The nature of China’s transmission of disinflationary pressure to the world has changed from a supply- to demand-side effect as its economy slows, however, this will not represent a mid- to long-term reliable source of deflation, the Reserve Bank of New Zealand’s chief economist told MNI.
Pointing to recent talk among some economists of China exporting deflation due to overcapacity and weakening domestic demand (See MNI INTERVIEW: ECB May Cut Less, Slow Balance Sheet Runoff), Paul Conway noted China’s impact on the world had shifted.
“[China] was the workshop of the world, they could do things cheaply because it was a low-wage economy and so they were exporting deflation for decades, but now it’s more of a demand-side effect,” he added. “The Chinese economy is much slower than it was, so it's making less of a sucking sound in terms of commodities and resources.”
He added, however, that this would not produce a dependable long-run disinflationary force like that exerted by China in decades before the pandemic.
During a press conference following the RBNZ’s fifth consecutive decision to hold the cash rate at 5.5% last week (See MNI RBNZ WATCH: RBNZ Leaves Rates On Hold, Downgrades OCR Peak), Governor Adrian Orr noted China’s “deflation dividend” had likely run its course.

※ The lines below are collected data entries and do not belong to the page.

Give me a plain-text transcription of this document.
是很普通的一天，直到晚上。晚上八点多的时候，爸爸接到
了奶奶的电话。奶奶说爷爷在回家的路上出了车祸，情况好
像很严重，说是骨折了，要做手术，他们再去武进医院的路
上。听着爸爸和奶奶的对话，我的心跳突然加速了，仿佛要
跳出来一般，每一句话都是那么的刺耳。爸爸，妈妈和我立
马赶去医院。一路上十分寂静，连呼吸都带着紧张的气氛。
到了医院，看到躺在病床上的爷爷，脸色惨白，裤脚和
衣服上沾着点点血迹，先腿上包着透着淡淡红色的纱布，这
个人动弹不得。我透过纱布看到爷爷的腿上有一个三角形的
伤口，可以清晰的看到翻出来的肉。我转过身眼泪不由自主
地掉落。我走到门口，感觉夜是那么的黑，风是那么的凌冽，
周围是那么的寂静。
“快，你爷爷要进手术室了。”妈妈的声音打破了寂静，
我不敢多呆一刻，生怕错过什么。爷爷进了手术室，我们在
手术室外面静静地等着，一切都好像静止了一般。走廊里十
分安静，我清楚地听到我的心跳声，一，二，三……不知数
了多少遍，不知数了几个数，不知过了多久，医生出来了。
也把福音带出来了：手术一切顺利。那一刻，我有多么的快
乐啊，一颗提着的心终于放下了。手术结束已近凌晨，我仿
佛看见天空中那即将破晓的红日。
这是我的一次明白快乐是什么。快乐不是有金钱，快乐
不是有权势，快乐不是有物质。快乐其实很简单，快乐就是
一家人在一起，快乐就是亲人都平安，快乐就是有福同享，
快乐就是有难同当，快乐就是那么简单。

“China is now at an inflection point in its middle income, where just producing the same thing cheaper, or just using more and more inputs to produce things is no longer going to make their economic way forward," Orr noted, adding slower economic growth and falling demand would put downward pressure on aggregate inflation.
Conway added lower deflationary pressure from China’s supply-side effect represented a “medium-to-long run slow burn-issue."
Conway also told MNI that the RBNZ would likely not cut the Official Cash Rate in 2024.